Sophie saw him, but didn’t look up from coloring her ponies. He was wearing sunglasses on an overcast day, which Aunt Cassie would explain as him protecting his retinas from UV radiation and which Aunt Jane would explain as him being a douche.

“I don’t think you’re allowed to be here,” Sophie said. There was no gate into the playground, and he hadn’t come through the building, past the nuns.

“It’ll be all right,” said the yellow man. His voice was friendly and he sounded Southern. “Why so sad, peanut?” He smiled, just his lower teeth showed, one of them was gold, then he matched her pout to share her sadness.

“I’m in a T.O.,” said Sophie. She glared over her shoulder at Sister Maria la Madonna con el Corpo de Cristo encima una Tortilla, the Irish nun, who had stripped her of her recess and exiled her to this cold limbo by the fence. The nun returned her gaze with a stern, tight-­lipped resolve—­mime anger. The nun didn’t seem to see the man in yellow at all, which likely was something else she would be stern about.

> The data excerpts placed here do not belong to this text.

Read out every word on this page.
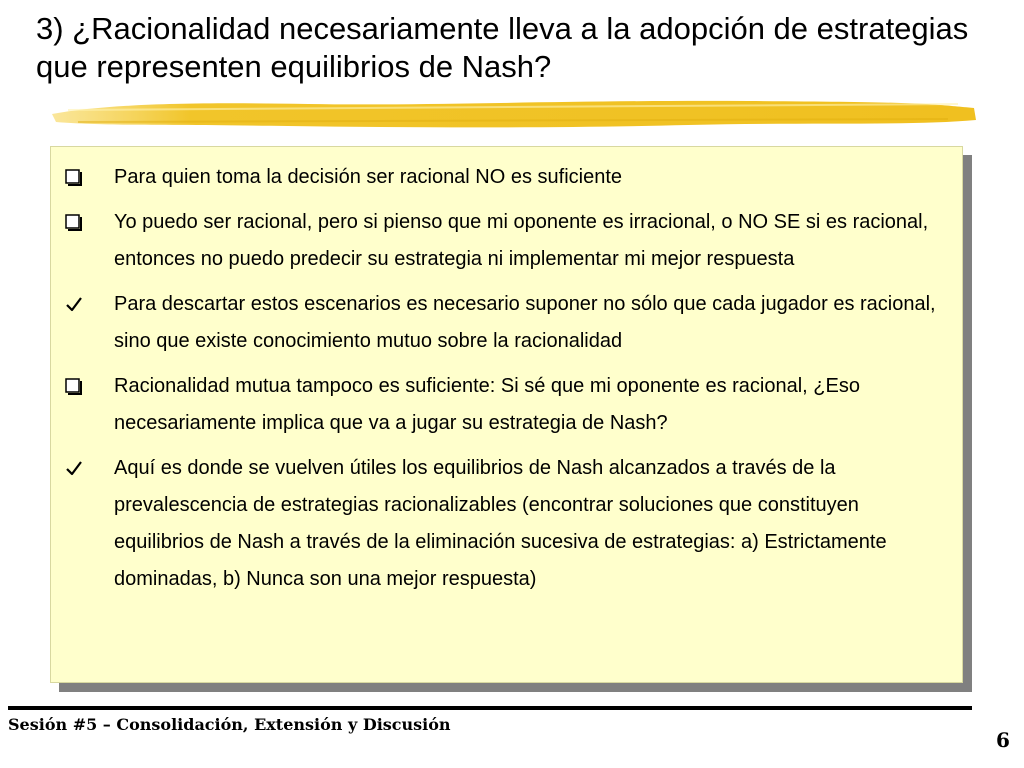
3) ¿Racionalidad necesariamente lleva a la adopción de estrategias que representen equilibrios de Nash?
Para quien toma la decisión ser racional NO es suficiente
Yo puedo ser racional, pero si pienso que mi oponente es irracional, o NO SE si es racional, entonces no puedo predecir su estrategia ni implementar mi mejor respuesta
Para descartar estos escenarios es necesario suponer no sólo que cada jugador es racional, sino que existe conocimiento mutuo sobre la racionalidad
Racionalidad mutua tampoco es suficiente: Si sé que mi oponente es racional, ¿Eso necesariamente implica que va a jugar su estrategia de Nash?
Aquí es donde se vuelven útiles los equilibrios de Nash alcanzados a través de la prevalescencia de estrategias racionalizables (encontrar soluciones que constituyen equilibrios de Nash a través de la eliminación sucesiva de estrategias: a) Estrictamente dominadas, b) Nunca son una mejor respuesta)
Sesión #5 – Consolidación, Extensión y Discusión
6
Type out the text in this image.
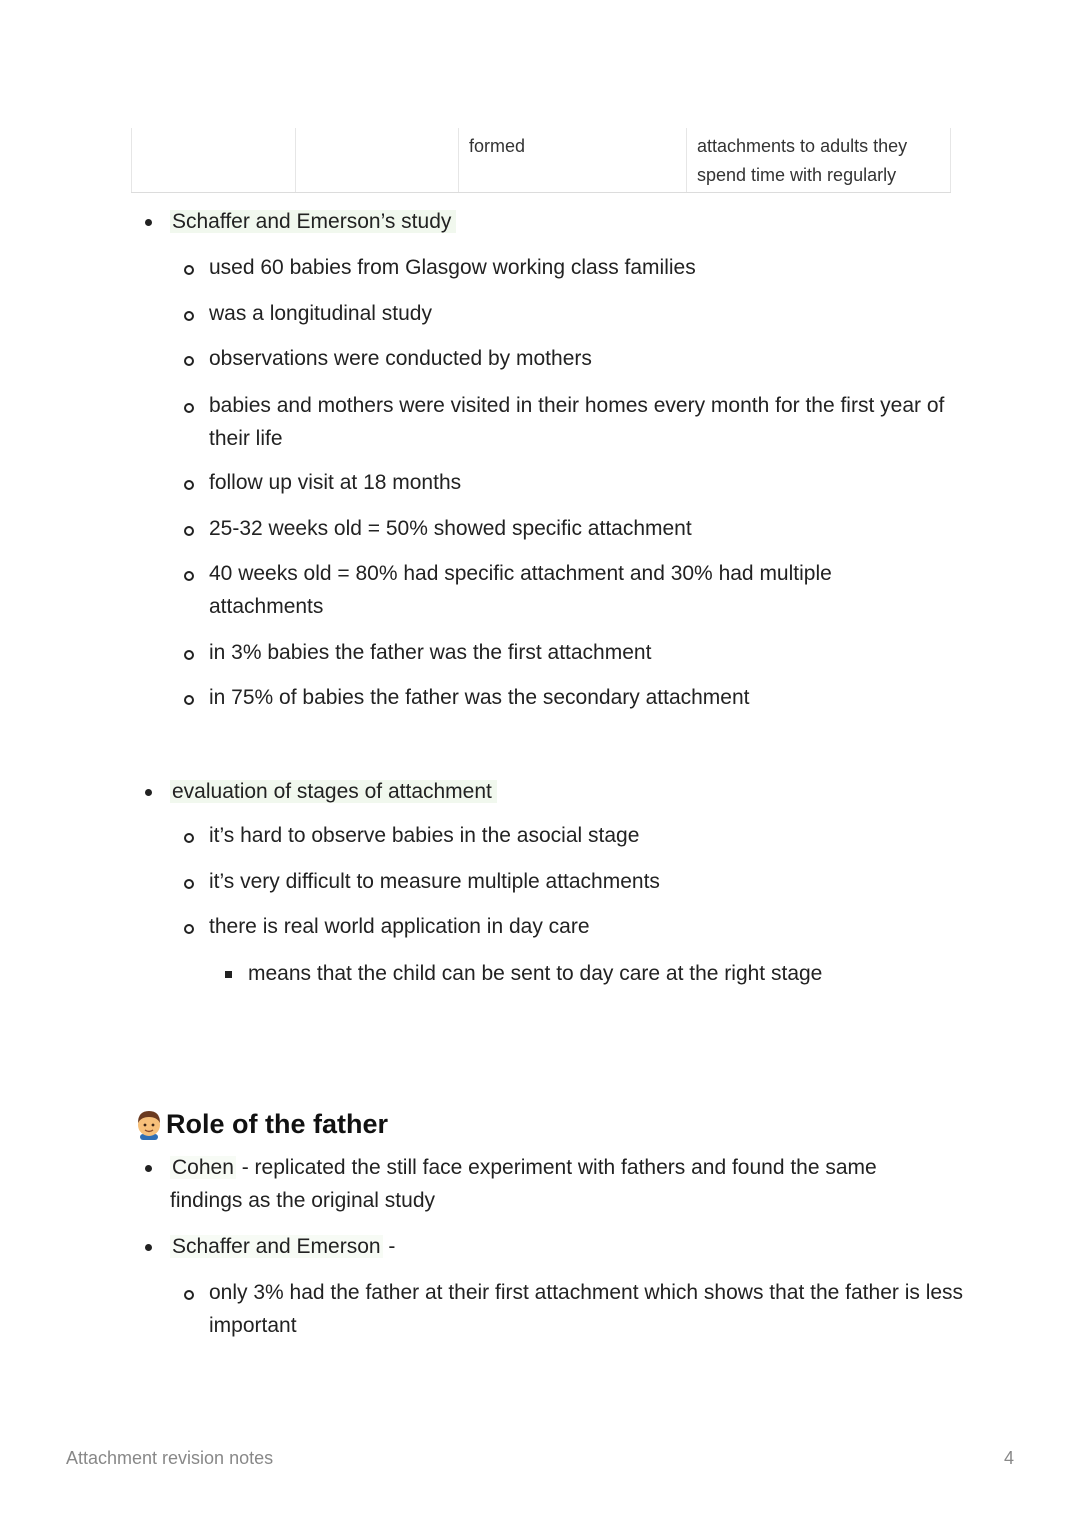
		formed	attachments to adults they spend time with regularly
Schaffer and Emerson’s study
used 60 babies from Glasgow working class families
was a longitudinal study
observations were conducted by mothers
babies and mothers were visited in their homes every month for the first year of their life
follow up visit at 18 months
25-32 weeks old = 50% showed specific attachment
40 weeks old = 80% had specific attachment and 30% had multiple attachments
in 3% babies the father was the first attachment
in 75% of babies the father was the secondary attachment
evaluation of stages of attachment
it’s hard to observe babies in the asocial stage
it’s very difficult to measure multiple attachments
there is real world application in day care
means that the child can be sent to day care at the right stage
Role of the father
Cohen - replicated the still face experiment with fathers and found the same findings as the original study
Schaffer and Emerson -
only 3% had the father at their first attachment which shows that the father is less important
Attachment revision notes	4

“How’d you do to get yourself in such a fix, peanut?”

“I told them I had to go home to go to the bathroom and they said no.”

“You have bathrooms in the school, don’t you?” He said bathrooms with an f instead of a th, which she liked and decided that’s the way she would say it, too, from now on.

“It was number two,” she said, putting down her crayon and really looking up at him for the first time. “I don’t do number two away from home.”

“So you got shy dookie. That’s okay, I had that, too, when I was little. Shoot, bitches need to respect a person’s habits.”

“That’s what I said. But they’re all anti-­Semites.”

“Y’all lost me, peanut. This a Catholic school, right?”

“Yeah, I go here because it’s by our house, but I’m a Jewess.”

“You don’t say?”

“And an orphan,” Sophie added gravely.

“Aw, that’s sad.”

“And my dogs ran away.”

He’d been shaking his head to the rhythm of the sadness of her story, but he stopped and looked up when she mentioned the goggies. She missed them. She didn’t feel safe without them, so she was acting out, that’s what Auntie Cassie would say.